Le livre de la semaine: Love in a Fallen City, de Eileen Chang

09/04/14 à 17:07 - Mise à jour à 17:07

Source: Focus Vif

ROMAN | L'auteure de Lust, Caution produisait en 1943 l'un de ses chefs-d'oeuvre, short story impressionniste d'un amour dévastateur sur fond de Chine en mutation.

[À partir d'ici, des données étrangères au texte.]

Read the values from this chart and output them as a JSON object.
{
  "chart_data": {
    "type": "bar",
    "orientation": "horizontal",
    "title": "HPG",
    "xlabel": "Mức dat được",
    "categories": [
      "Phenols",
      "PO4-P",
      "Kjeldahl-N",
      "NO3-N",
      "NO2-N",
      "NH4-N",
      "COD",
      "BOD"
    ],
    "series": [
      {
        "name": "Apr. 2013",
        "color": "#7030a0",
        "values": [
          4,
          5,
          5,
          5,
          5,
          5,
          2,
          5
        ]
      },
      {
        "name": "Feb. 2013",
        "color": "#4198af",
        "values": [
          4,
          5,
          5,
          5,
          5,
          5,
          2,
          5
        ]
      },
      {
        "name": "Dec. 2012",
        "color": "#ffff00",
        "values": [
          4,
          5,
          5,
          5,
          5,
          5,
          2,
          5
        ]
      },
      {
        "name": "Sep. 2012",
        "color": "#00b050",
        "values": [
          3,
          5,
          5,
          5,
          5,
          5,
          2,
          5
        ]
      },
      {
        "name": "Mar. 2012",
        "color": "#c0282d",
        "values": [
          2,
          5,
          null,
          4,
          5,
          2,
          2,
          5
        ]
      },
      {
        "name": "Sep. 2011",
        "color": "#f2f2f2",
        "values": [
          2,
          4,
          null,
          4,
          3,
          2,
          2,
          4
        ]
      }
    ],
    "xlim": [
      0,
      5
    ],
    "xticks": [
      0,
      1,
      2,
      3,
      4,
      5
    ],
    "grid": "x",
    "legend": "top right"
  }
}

Le livre de la semaine: Love in a Fallen City, de Eileen Chang

Eileen Chang © DR

Le livre de la semaine: Love in a Fallen City, de Eileen Chang

En 2007, le Taïwanais Ang Lee reçoit le Lion d'or à Venise pour Lust, Caution, thriller explorant, sur fond d'occupation de la Chine par le Japon, les relations sulfureuses entre un chef de la collaboration et une jeune actrice chargée de le séduire pour sa perte. Enthousiasme dans les salles obscures: la nouvelle dont le film est tiré, écrite par une certaine Eileen Chang (1920-1995), est traduite en français. On redécouvre celle que la Chine considère comme l'une de ses écrivains phares du XXe siècle. Jeune femme d'extraction aristocratique née d'un père autocrate, homme à concubines et opiomane, et d'une mère anglophile et libre gagnée aux moeurs occidentales, Chang verra le divorce de ses parents cristalliser le tiraillement particulier entre tradition et modernité à l'oeuvre dans sa vie autant que dans sa fiction. Personnalité fine et intelligente, d'une beauté qu'on dit flamboyante, la précoce Eileen Chang deviendra rapidement l'égérie littéraire de la Shanghai des années 40 -cette Shanghai cosmo- polite et bouillonnante qu'on surnommait "Paris de l'Orient"-, poursuivant, parallèlement à ses livres, une carrière de critique de théâtre, de cinéma et -comme si cela ne suffisait pas- de mode. En 1955, elle émigrera définitivement aux Etats-Unis, où elle deviendra entre autres chercheuse à Berkeley.

In the Mood for Love

Ecrit à 23 ans à peine, Love in a Fallen City est considéré comme l'un des chefs-d'oeuvre de son auteure. Le livre est l'histoire de Pai Lio-su, jeune et belle divorcée que son clan, crispé sur ses valeurs ancestrales, condamne pour avoir quitté son mari violent. Les tensions s'aiguisent quand Fan Liu-yuan, le jeune héritier originellement promis à sa soeur cadette, entame à l'égard de Lio-su une cour aussi déplacée qu'appuyée. Séducteur libre que son éducation londonienne a débridé, Liu-yuan est clair sur ses intentions: s'il désire Lio-su, il refuse en revanche catégoriquement le mariage. Cette dernière fera le choix aventureux de fuir Shanghai pour le rejoindre à Hong-Kong, bientôt aux prises avec les bombardements japonais de décembre 41...

Si on cite fréquemment Jane Austen au chevet d'Eileen Chang, Love in a Fallen City évoque surtout Edith Wharton, et l'exposition subtile des déchirements de la passion, des contraintes sociales et de la réputation. Reste la retenue, le goût de l'implicite et le parfum doux-amer d'une sensibilité autre, dont les images évoquent le Wong Kar-wai d'In the Mood for Love et sa sensualité mélancolique du détail qui en dit long -bruit de pluie sur ombrelle de papier huilé, coup de fil nocturne dans un hôtel, planchers cirés brillants comme un miroir et contemplation des quartiers de lune.

De plus en plus recluse et isolée à la fin de sa vie, nostalgique de sa beauté perdue, Eileen Chang sera retrouvée morte dans son appartement de Los Angeles une semaine après son décès. Elle ne laissera aucun descendant, sauf une boîte de manuscrits contenant sa traduction annoncée de The Sing Song Girls of Shanghai de Han Bangqing en anglais, exploration baroque du monde décadent des maisons closes de la fin du XIXe siècle -dernière pièce au dossier d'une Chinoise passeuse d'Occident.

  • Love in a Fallen City, de Eileen Chang, éditions Zulma, traduit du chinois par Emmanuelle Péchenart, 160 pages.